Ce fut ainsi que je fut opérée pour la deuxième fois, à la polyclinique cette fois-là. A mon
réveil, le gynéco m'annonçait qu'il m'avait enlevé la trompe et l'ovaire droit et qu'il
les avait envoyés se faire analyser. Les résultats décrivaient bien un kyste endométriosique.
En 2002, j'ai eu un traitement de Décapeptyl, qui n'a d'ailleurs rien donné.
J'ai passé une coloscopie pour des adhérences intestinales en milieu d'année et une IRM en
fin d'année. Tous confirmaient concrètement l'atteinte de l'endométriose.
Depuis août 2002, après que mon gynéco m'ait annoncé non seulement l'abblation de mon
ovaire gauche, mais également de mon utérus, j'ai commencé à déprimer et depuis
je prends des anti-dépresseurs pour m'aider à surmonter ce passage, même si j'avais
réussi à me remonter le moral et commencé à faire le deuil de la maternité. Je sais
désormais qu'il y a des cas plus grave que moi.

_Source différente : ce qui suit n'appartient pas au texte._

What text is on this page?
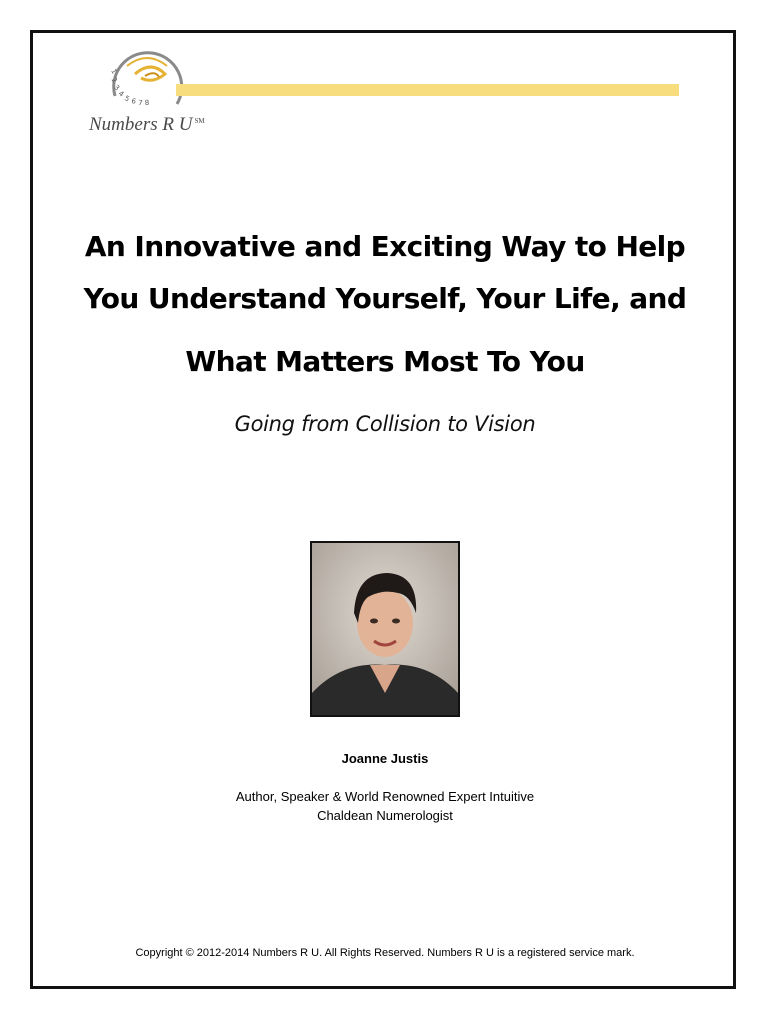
1
2
3
4
5 6 7 8
Numbers R U ℠
An Innovative and Exciting Way to Help
You Understand Yourself, Your Life, and
What Matters Most To You
Going from Collision to Vision
Joanne Justis
Author, Speaker & World Renowned Expert Intuitive
Chaldean Numerologist
Copyright © 2012-2014 Numbers R U. All Rights Reserved. Numbers R U is a registered service mark.
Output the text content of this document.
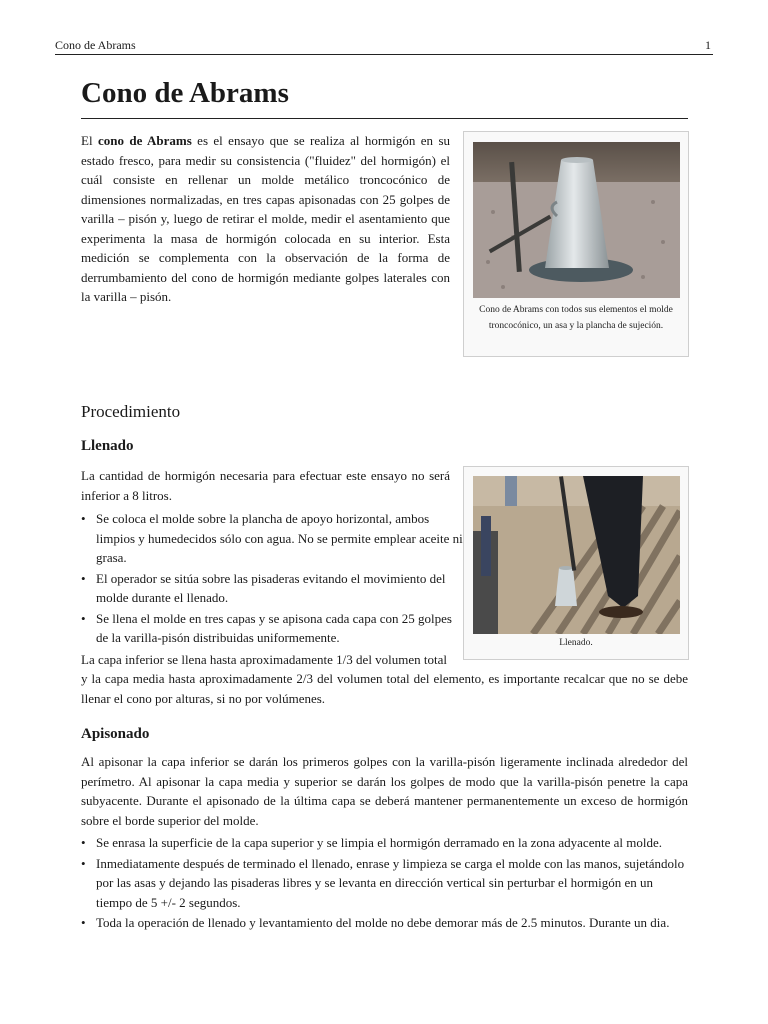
Cono de Abrams	1
Cono de Abrams

El cono de Abrams es el ensayo que se realiza al hormigón en su estado fresco, para medir su consistencia ("fluidez" del hormigón) el cuál consiste en rellenar un molde metálico troncocónico de dimensiones normalizadas, en tres capas apisonadas con 25 golpes de varilla – pisón y, luego de retirar el molde, medir el asentamiento que experimenta la masa de hormigón colocada en su interior. Esta medición se complementa con la observación de la forma de derrumbamiento del cono de hormigón mediante golpes laterales con la varilla – pisón.

Cono de Abrams con todos sus elementos el molde troncocónico, un asa y la plancha de sujeción.
Procedimiento
Llenado

La cantidad de hormigón necesaria para efectuar este ensayo no será inferior a 8 litros.

• Se coloca el molde sobre la plancha de apoyo horizontal, ambos limpios y humedecidos sólo con agua. No se permite emplear aceite ni grasa.
• El operador se sitúa sobre las pisaderas evitando el movimiento del molde durante el llenado.
• Se llena el molde en tres capas y se apisona cada capa con 25 golpes de la varilla-pisón distribuidas uniformemente.	Llenado.

La capa inferior se llena hasta aproximadamente 1/3 del volumen total

y la capa media hasta aproximadamente 2/3 del volumen total del elemento, es importante recalcar que no se debe llenar el cono por alturas, si no por volúmenes.

Apisonado

Al apisonar la capa inferior se darán los primeros golpes con la varilla-pisón ligeramente inclinada alrededor del perímetro. Al apisonar la capa media y superior se darán los golpes de modo que la varilla-pisón penetre la capa subyacente. Durante el apisonado de la última capa se deberá mantener permanentemente un exceso de hormigón sobre el borde superior del molde.

• Se enrasa la superficie de la capa superior y se limpia el hormigón derramado en la zona adyacente al molde.
• Inmediatamente después de terminado el llenado, enrase y limpieza se carga el molde con las manos, sujetándolo por las asas y dejando las pisaderas libres y se levanta en dirección vertical sin perturbar el hormigón en un tiempo de 5 +/- 2 segundos.
• Toda la operación de llenado y levantamiento del molde no debe demorar más de 2.5 minutos. Durante un dia.
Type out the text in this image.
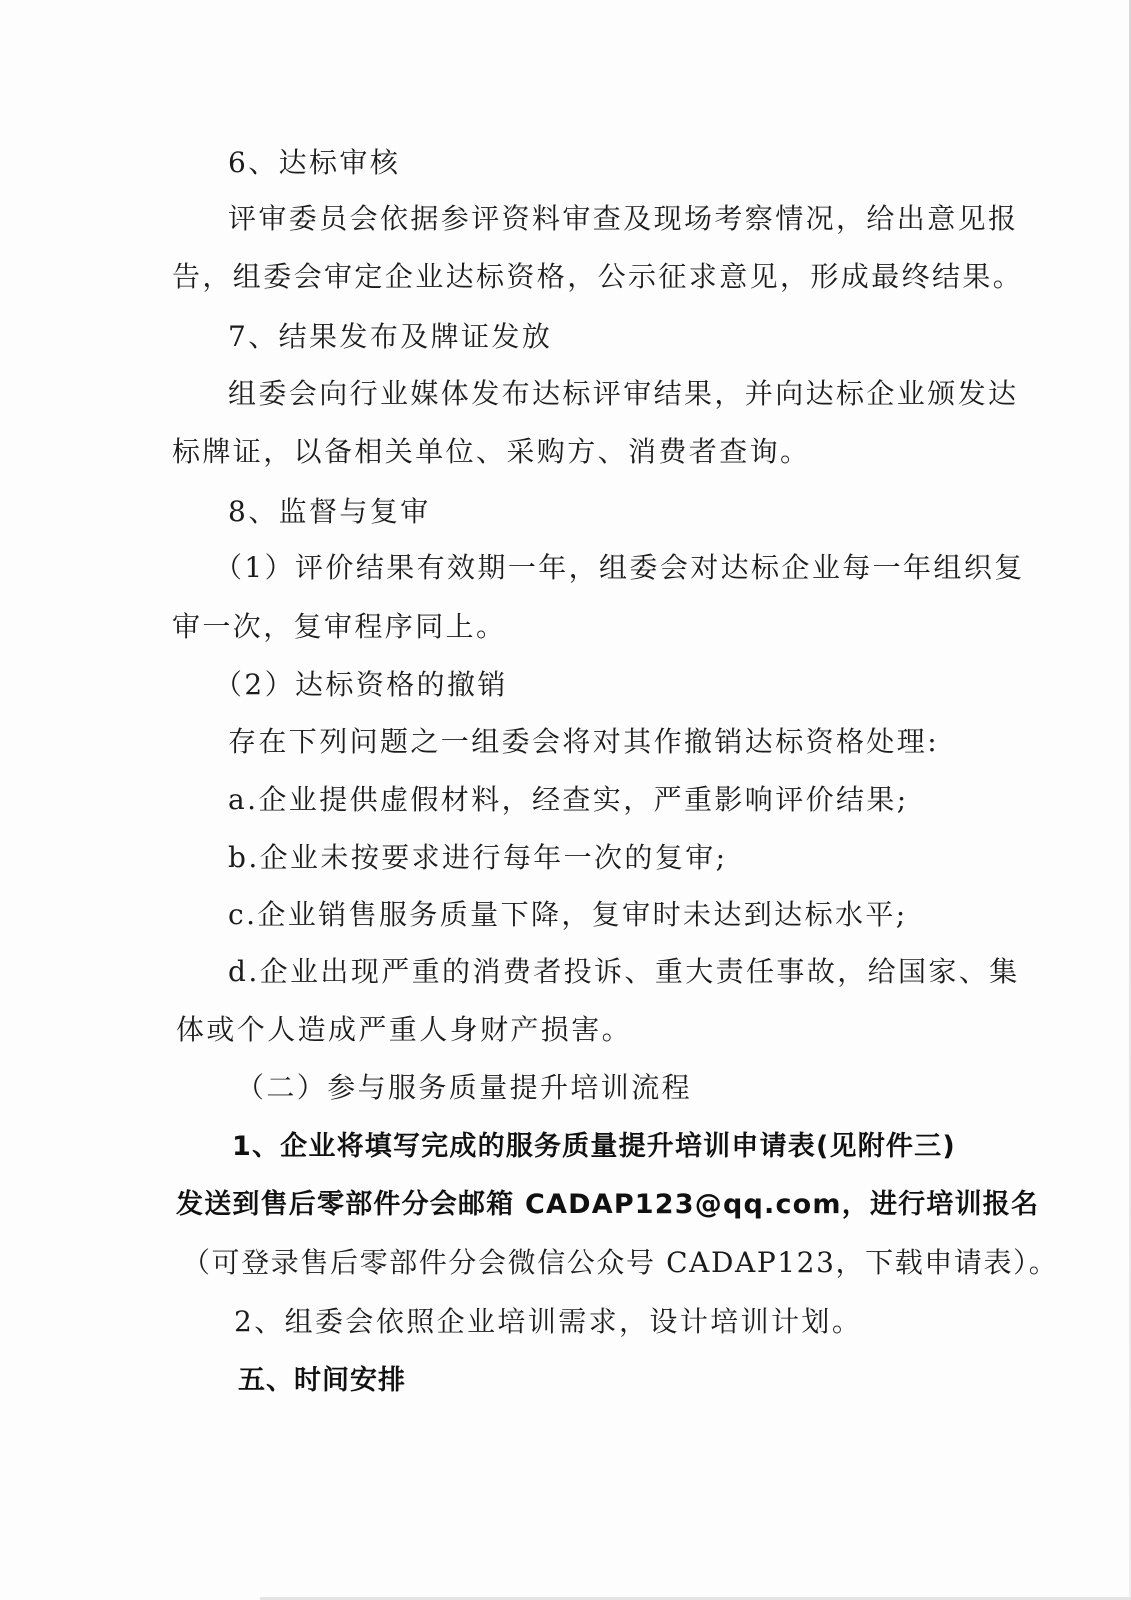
6、达标审核
评审委员会依据参评资料审查及现场考察情况，给出意见报
告，组委会审定企业达标资格，公示征求意见，形成最终结果。
7、结果发布及牌证发放
组委会向行业媒体发布达标评审结果，并向达标企业颁发达
标牌证，以备相关单位、采购方、消费者查询。
8、监督与复审
（1）评价结果有效期一年，组委会对达标企业每一年组织复
审一次，复审程序同上。
（2）达标资格的撤销
存在下列问题之一组委会将对其作撤销达标资格处理:
a.企业提供虚假材料，经查实，严重影响评价结果;
b.企业未按要求进行每年一次的复审;
c.企业销售服务质量下降，复审时未达到达标水平;
d.企业出现严重的消费者投诉、重大责任事故，给国家、集
体或个人造成严重人身财产损害。
（二）参与服务质量提升培训流程
1、企业将填写完成的服务质量提升培训申请表(见附件三)
发送到售后零部件分会邮箱 CADAP123@qq.com，进行培训报名
（可登录售后零部件分会微信公众号 CADAP123，下载申请表）。
2、组委会依照企业培训需求，设计培训计划。
五、时间安排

En ce moment, je ne souffre plus de douleurs et en ce début de nouvelle année, je
sais que je vais me faire opérer pour la troisième et dernière fois. J'appréhende pas
mal, mais j'avoue que je n'ai plus trop la force de me battre contre cette maladie. Car
j'ai peur de son évolution et de souffrir encore le martyr. Je ne veux plus avoir mal
comme j'ai eu mal en juillet et en août 1998. Quand j'ai lu certains témoignages qui
racontaient leurs souffrances pendant tant d'années, ça m'abat. Une femme n'a pas le droit
de souffrir de son propre corps, surtout quand il s'agit d'un mal qui "ronge" ce qui
peut faire d'elle une mère.
Moi, je me laisse en quelque sorte "abattre" en passant par cette ultime opération, mais
les femmes et jeunes filles qui peuvent continuer à se battre contre cette maladie,
je vous incite à continuer et suis de tout coeur avec vous toutes. Merci à votre
association d'exister et j'espère sincèrement que l'endométriose finira par se
faire connaître davantage. Merci de m'avoir lue.